Fue una sorpresa verdaderamente desagradable. Según la computadora, el dedo del terrorista n.º 2 había seguido apretando el gatillo de su AK-74 cuando le volaron la cabeza, y una de sus ráfagas había atravesado prolijamente la cabeza de Chávez. La computadora Cray decía que Ding estaba muerto: la bala teórica había pasado por debajo de la visera de su casco Kevlar y transitado hasta su cerebro. Chávez quedó absolutamente perplejo. Aunque se trataba de un hecho azaroso generado por computadora también era real, porque la vida real incluía hechos azarosos. Habían hablado de utilizar visores Lexan en los cascos —que podían o no detener las balas— pero desistieron de hacerlo por la distorsión visual que producían… Tal vez debamos reconsiderar el tema, pensó Ding. La opinión de la computadora era simple: si era posible, podía suceder, y si podía suceder, tarde o temprano sucedería, y alguien del equipo tendría que ir a la casa de un compañero y decirle a su esposa que acababa de convertirse en viuda. Por obra del azar: mala suerte. ¿Cómo decirle eso a alguien que acababa de perder a su marido? Causa de muerte: mala suerte. Chávez sintió un escalofrío al pensarlo. ¿Cómo lo tomaría Patsy? Apartó el pensamiento de su cabeza. El nivel de probabilidad era muy bajo, matemáticamente idéntico al de ser fulminado por un rayo en un campo de golf o fallecer en un accidente aéreo, y la vida era riesgo puro, y la única manera de evitar los riesgos era estando muerto. O algo parecido. Giró la cabeza y miró a Eddie Price.

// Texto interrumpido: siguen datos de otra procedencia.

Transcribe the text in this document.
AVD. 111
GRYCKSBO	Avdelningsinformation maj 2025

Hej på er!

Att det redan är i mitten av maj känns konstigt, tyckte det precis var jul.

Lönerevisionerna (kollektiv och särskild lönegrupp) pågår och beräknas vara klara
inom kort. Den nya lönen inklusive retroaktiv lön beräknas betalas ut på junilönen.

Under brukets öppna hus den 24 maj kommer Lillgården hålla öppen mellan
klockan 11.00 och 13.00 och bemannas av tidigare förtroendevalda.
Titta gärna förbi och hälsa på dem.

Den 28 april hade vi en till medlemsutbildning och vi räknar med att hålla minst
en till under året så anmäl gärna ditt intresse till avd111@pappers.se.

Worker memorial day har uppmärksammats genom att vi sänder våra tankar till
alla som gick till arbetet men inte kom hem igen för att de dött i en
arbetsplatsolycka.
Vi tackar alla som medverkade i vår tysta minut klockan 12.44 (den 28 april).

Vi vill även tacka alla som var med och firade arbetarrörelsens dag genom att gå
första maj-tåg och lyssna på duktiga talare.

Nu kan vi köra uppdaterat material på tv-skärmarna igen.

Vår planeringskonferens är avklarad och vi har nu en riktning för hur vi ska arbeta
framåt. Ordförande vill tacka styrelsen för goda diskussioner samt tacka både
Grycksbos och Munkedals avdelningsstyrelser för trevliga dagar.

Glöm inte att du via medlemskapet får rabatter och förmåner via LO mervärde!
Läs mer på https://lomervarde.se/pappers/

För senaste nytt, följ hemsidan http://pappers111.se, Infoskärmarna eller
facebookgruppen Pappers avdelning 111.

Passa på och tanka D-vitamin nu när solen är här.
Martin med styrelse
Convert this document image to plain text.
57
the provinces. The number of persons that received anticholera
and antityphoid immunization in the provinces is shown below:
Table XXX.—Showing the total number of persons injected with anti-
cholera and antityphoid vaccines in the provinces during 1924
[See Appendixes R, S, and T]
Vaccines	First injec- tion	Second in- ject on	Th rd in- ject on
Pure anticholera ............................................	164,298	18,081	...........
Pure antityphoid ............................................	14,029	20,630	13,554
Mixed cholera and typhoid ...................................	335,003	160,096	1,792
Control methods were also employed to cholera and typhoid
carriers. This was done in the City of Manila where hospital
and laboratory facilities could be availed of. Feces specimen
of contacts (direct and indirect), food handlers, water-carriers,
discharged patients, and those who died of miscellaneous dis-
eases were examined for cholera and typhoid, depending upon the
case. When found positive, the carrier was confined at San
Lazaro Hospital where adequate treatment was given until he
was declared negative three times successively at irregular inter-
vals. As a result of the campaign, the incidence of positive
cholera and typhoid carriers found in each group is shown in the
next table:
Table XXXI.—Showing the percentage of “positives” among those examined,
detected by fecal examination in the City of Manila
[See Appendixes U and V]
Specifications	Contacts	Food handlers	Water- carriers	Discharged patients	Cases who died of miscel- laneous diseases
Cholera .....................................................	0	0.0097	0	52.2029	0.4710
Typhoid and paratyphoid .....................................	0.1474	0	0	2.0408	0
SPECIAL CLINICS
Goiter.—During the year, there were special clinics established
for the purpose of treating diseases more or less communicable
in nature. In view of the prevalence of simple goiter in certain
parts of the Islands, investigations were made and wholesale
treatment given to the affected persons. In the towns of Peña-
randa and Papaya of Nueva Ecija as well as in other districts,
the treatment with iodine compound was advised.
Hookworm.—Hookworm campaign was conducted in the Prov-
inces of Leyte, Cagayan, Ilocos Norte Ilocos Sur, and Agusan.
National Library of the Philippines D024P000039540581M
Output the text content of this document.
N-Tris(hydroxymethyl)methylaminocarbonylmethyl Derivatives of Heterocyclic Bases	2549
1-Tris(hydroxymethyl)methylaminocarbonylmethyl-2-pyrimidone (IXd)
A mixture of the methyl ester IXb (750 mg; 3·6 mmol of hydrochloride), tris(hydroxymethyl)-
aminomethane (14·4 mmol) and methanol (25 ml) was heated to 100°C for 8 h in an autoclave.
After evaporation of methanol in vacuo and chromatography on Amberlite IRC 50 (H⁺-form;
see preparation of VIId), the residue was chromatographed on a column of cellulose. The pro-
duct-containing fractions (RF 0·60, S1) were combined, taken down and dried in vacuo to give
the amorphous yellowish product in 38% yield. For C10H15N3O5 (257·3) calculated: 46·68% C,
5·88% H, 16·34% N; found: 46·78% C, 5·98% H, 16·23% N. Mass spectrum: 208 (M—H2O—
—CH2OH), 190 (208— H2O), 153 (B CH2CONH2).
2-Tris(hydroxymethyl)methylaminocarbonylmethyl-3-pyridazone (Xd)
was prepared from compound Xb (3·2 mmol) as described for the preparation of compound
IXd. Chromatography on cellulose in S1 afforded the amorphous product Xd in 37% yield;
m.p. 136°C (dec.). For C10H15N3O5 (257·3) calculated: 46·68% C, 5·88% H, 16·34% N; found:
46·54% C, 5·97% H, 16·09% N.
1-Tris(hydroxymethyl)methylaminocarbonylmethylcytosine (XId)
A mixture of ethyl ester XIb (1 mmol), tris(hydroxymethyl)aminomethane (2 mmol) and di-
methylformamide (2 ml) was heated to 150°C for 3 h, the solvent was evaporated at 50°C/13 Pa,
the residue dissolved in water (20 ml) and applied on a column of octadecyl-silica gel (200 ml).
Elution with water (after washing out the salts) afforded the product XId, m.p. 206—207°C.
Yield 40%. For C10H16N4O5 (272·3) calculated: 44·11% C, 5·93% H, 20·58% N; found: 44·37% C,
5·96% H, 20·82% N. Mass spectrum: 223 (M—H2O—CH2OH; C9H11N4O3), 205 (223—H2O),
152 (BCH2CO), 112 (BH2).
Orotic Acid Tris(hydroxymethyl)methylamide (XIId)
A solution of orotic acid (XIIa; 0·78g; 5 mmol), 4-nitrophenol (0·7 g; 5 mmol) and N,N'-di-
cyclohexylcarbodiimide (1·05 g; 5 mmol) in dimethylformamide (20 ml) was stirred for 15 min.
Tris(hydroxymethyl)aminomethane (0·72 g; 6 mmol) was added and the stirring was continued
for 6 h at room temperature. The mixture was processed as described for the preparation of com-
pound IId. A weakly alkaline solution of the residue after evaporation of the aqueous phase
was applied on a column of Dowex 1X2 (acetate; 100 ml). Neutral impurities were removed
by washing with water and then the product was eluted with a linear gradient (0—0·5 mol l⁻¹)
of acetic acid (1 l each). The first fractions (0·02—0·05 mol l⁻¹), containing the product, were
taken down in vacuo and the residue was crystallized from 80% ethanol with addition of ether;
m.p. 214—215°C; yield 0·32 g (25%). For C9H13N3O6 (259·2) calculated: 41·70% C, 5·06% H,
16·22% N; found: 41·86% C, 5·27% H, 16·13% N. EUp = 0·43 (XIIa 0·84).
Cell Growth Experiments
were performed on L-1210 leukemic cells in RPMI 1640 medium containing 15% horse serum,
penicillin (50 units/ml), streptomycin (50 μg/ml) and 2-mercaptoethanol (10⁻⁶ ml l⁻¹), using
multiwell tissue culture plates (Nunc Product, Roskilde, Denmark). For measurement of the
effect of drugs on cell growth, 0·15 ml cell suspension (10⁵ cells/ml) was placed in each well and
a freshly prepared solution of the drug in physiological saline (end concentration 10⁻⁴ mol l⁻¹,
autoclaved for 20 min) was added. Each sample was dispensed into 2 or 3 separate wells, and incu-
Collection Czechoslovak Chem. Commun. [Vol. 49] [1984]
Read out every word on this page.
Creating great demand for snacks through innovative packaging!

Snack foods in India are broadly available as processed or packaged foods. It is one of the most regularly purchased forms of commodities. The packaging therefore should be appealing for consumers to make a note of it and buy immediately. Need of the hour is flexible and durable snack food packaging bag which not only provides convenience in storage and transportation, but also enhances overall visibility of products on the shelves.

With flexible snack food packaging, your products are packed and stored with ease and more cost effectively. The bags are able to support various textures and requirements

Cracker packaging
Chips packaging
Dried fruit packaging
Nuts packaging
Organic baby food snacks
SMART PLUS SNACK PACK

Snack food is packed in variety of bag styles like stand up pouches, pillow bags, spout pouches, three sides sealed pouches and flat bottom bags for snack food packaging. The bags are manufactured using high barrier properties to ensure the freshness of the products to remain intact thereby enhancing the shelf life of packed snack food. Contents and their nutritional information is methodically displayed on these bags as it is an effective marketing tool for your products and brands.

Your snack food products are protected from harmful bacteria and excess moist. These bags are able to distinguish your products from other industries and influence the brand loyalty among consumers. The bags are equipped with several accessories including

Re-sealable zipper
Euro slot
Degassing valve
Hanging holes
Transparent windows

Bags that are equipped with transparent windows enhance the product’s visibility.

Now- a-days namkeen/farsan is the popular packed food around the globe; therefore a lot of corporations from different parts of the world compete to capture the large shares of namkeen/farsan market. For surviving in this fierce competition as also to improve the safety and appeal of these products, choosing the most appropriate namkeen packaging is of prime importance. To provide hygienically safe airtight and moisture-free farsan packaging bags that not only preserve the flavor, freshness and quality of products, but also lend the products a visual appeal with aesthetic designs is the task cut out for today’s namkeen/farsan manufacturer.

—Errores imperdonables, jefe —observó el sargento mayor con una amarga sonrisa—. Pero yo liquidé al tipo que lo mató, Ding.

—Gracias, Eddie. Me hace sentir muchísimo mejor. ¿La próxima vez disparará más rápido?

—Indudablemente, señor —prometió Price.

—Alégrese, Ding —comentó Price, notando el tono de la conversación—. Pudo haber sido peor. Todavía no he visto a nadie herido de gravedad por un electrón.

Y se supone que uno debe aprender en los ejercicios de entrenamiento, murmuró Ding para sus adentros. ¿Pero qué se podía aprender de esto? ¿Que la mierda existe? Tendría que reflexionar al respecto, supuso, y en cualquier caso, el Comando-2 quedaba ahora en compás de espera, ya que el C-1 de Peter Covington se haría cargo de la próxima misión. Mañana continuarían las prácticas de tiro e intentarían disparar un poco más rápido, tal vez. El problema era que no había muchas posibilidades de mejorar y si se esforzaban demasiado podían perjudicar los logros obtenidos. Se sentía como el entrenador de un equipo de fútbol particularmente bueno. Todos los jugadores eran excelentes y trabajadores… aunque no perfectos. ¿Pero acaso la falta de perfección podía corregirse con entrenamiento? ¿Y hasta qué punto meramente reflejaba el hecho de que el equipo contrario también jugaba? La primera misión había sido demasiado fácil. Model y su grupo pedían a gritos que los mataran. No siempre sería así.